GOOD PRACTICE GUIDANCE
- Students are more likely to engage in asynchronous tasks when they are designed to complement live teaching and signposted in Module Roadmaps/Weekly Plans,
- Download the CQSD adapted eTivities checklist and use it to inform design and running of asynchronous activities. This resource draws on principles from the eTivities framework, encouraging participation through: creation of ‘invitations’ through instructions, effective modelling of activity and dialogue, planning appropriate instructor interventions.
For further information about design guidance, Gilly Salmon talks through the original eTivities framework in her video ‘Creating invitations for eTivities’ and provides a summary of the framework/benefits to asynchronous engagement in ‘Designing eTivities’.
TEL ACTIVITY IDEAS for asynchronous learning
The information below gives a ideas for using technologies to deliver asynchronous learning activities. If looking for adaptations to enable different delivery modes, see these common learning activities translated into asynchronous, live online and live in-person teaching scenarios.
A full list of approved technologies is displayed on the Designing Learning Activities homepage.
Activities involving video content
When providing activity instructions, remember that students are motivated to engage when they can ‘see’ and ‘hear’ their lecturer. Consider referring to learning activities in your screencasts. See ‘Making Screencasts’ for more tips about this format when supplementing activities with short recordings.

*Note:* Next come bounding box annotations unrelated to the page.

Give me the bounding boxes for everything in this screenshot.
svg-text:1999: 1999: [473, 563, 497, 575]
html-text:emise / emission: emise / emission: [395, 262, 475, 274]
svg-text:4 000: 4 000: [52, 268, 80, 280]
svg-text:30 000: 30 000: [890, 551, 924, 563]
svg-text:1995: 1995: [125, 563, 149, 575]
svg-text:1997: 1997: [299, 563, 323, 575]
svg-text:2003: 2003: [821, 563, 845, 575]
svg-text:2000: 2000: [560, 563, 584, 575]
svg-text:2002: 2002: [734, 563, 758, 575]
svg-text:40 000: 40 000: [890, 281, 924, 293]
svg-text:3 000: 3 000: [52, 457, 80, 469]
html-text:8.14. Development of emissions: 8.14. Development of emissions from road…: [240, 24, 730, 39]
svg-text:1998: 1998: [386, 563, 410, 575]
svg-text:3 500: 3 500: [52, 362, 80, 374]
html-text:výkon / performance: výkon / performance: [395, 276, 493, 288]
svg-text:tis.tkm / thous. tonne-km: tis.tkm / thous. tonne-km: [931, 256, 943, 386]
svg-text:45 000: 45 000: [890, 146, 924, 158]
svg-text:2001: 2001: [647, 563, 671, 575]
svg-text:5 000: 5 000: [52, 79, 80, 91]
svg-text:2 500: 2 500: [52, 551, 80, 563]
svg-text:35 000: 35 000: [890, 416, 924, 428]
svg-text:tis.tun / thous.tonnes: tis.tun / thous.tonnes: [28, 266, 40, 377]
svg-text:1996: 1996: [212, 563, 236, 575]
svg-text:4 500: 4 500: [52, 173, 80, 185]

- Alongside screencasts, it is advisable to use a mix of information formats to keep students engaged. Other information formats could include a Blackboard Talis Reading List, resources from LinkedIn Learning and recordings from Box of Broadcast (BoB). Your subject liaison librarian can assist you in selecting UoR learning resources for your module.

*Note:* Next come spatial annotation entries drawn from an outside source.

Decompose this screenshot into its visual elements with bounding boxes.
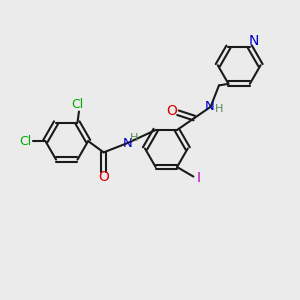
Text: O: O	[98, 170, 109, 184]
Text: H: H	[215, 104, 223, 114]
Text: O: O	[166, 104, 177, 118]
Text: N: N	[122, 137, 132, 150]
Text: Cl: Cl	[71, 98, 84, 111]
Text: N: N	[205, 100, 215, 113]
Text: H: H	[130, 133, 139, 142]
Text: Cl: Cl	[19, 135, 31, 148]
Text: N: N	[248, 34, 259, 48]
Text: I: I	[197, 171, 201, 185]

- You can ask students make their own videos and share these with you through OneDrive (if it is an assessed submission, see Assessment: Using OneDrive for file submission). Instructions for students to create and submit video material available via the Blackboard student support site and there is further staff guidance about moving presentations online if you are considering asking students to record and submit presentation activities.
Personal reflection tasks
Journals provide a tool for ongoing reflection, for example, a student can keep a journal as the module unfolds or when analysing topics over a longer period of time.
Collaborative authoring tasks
- Consider using a Blackboard Discussion Forum to allow students to post questions prior to live teaching; giving you time to collate answers and promote peer reflection on activities. See Designing Learning Activities: Discussion Forums for guiding principles to effectively run this type of activity with your students.

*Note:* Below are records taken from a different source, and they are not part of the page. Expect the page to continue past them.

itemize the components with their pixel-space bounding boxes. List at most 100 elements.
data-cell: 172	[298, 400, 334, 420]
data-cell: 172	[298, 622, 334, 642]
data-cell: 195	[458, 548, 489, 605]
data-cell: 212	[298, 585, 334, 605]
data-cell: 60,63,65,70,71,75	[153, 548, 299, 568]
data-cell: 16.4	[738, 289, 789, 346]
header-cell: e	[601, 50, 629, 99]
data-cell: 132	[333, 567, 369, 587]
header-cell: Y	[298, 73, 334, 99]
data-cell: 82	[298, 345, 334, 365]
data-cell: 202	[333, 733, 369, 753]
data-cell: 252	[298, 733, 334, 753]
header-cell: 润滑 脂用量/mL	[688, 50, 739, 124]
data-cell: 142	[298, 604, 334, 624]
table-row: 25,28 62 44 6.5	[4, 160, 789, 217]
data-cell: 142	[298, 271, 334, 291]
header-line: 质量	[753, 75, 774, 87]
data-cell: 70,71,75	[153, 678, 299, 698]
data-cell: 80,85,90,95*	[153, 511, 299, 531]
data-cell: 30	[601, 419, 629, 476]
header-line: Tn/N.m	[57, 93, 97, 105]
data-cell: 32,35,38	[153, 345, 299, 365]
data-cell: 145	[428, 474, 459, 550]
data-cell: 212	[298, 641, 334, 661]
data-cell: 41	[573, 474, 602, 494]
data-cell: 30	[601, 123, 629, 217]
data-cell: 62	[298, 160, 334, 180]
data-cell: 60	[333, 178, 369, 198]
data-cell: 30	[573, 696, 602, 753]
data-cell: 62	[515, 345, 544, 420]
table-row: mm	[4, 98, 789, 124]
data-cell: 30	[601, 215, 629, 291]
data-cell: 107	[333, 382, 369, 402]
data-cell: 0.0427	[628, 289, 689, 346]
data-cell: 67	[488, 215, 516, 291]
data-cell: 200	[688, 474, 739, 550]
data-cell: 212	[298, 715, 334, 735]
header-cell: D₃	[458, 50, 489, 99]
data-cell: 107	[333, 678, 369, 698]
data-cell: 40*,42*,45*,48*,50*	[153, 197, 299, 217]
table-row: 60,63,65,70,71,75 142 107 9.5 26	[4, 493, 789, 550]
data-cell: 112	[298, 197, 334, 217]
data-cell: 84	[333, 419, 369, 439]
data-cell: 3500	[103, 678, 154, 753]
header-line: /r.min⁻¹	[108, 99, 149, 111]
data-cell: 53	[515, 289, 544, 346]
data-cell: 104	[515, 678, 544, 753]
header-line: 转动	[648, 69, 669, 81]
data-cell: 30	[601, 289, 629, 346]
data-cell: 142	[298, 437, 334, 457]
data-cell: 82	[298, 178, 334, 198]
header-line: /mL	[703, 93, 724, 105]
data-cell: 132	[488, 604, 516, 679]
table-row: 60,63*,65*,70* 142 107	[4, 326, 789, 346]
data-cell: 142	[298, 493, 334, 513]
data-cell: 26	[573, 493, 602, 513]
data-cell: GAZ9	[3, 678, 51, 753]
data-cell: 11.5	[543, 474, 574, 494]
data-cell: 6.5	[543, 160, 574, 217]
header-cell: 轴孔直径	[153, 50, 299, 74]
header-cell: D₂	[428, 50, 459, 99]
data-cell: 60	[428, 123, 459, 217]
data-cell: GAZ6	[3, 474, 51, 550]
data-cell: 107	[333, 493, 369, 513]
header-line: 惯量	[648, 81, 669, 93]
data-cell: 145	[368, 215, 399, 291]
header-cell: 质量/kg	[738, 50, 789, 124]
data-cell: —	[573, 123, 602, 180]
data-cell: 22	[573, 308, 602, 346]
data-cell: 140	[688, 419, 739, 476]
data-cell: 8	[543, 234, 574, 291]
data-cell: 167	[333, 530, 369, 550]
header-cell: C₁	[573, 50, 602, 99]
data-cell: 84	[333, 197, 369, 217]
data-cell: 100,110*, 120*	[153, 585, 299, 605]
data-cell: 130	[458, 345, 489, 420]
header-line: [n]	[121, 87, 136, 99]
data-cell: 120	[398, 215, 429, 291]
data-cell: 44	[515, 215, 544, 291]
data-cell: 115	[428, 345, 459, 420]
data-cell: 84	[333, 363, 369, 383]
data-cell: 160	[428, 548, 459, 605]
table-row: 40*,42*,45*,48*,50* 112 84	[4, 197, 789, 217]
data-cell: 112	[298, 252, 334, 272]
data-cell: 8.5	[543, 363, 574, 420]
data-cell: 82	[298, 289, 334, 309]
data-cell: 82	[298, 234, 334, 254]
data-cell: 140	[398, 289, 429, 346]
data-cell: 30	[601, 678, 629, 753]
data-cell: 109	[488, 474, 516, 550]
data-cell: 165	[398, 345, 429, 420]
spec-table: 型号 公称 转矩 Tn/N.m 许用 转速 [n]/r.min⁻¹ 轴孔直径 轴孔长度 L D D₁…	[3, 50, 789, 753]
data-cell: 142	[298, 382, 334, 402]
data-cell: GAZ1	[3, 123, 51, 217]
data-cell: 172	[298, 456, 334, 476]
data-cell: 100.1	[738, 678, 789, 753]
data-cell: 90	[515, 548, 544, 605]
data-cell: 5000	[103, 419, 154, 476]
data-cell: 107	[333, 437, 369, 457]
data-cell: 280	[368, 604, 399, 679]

- Blackboard Wiki is a collaborative content creation exercise where students research together to produce a series of small curated webpages on Blackboard.
- Blogs are reflective spaces for students to write about things they've been learning, researching or discussing in other areas of their learning.
- All staff and students have access to O365, which provides a variety of options for running collaborative authoring activities, such as OneNote (for shared note-taking) and PowerPoint Online (for shared presentations and posters)
Quizzes
Allow learners to practice applying their knowledge; consider using digital quizzes and informal Blackboard Tests to provide a significant checkpoint for students engaging asynchronously. Microsoft Forms can be used to embed a quiz into screencasts via Stream.
Monitoring and feedback of asynchronous learning activities
It is important to acknowledge and/or respond to students completing learning activities, to sustain motivation and check progress. You could do this during contact hours and/or you may decide to provide asynchronous feedback, for example:
- via participation in an online activity (such as responding to posts in a discussion forum)
- setting up a submission point. Please note, graded submission links are set up by support centres, however, if your activity does not count towards accreditation (i.e. it is informally assessed/reviewed) then you can set up submission points to collate and respond to student activities.
Examples of submission points:
- You could ask students to upload files through an ungraded Blackboard Assignment submission point, located in the content areas of your course. If you are not able to respond to all submissions, you could take a sample and provide a screencast summary of feedback themes.
- Turnitin submissions can be set up for peer feedback. If the Turnitin assignment is not for summative assessment, and you don’t want the Similarity Index to muddy the waters, untick all the Search Options in the Optional Settings.
- Note: student responses to Blackboard authoring tools (Wiki, Blog, Journal and Discussion Board) are accessed via Blackboard and do not require a separate submission point to be viewed/marked.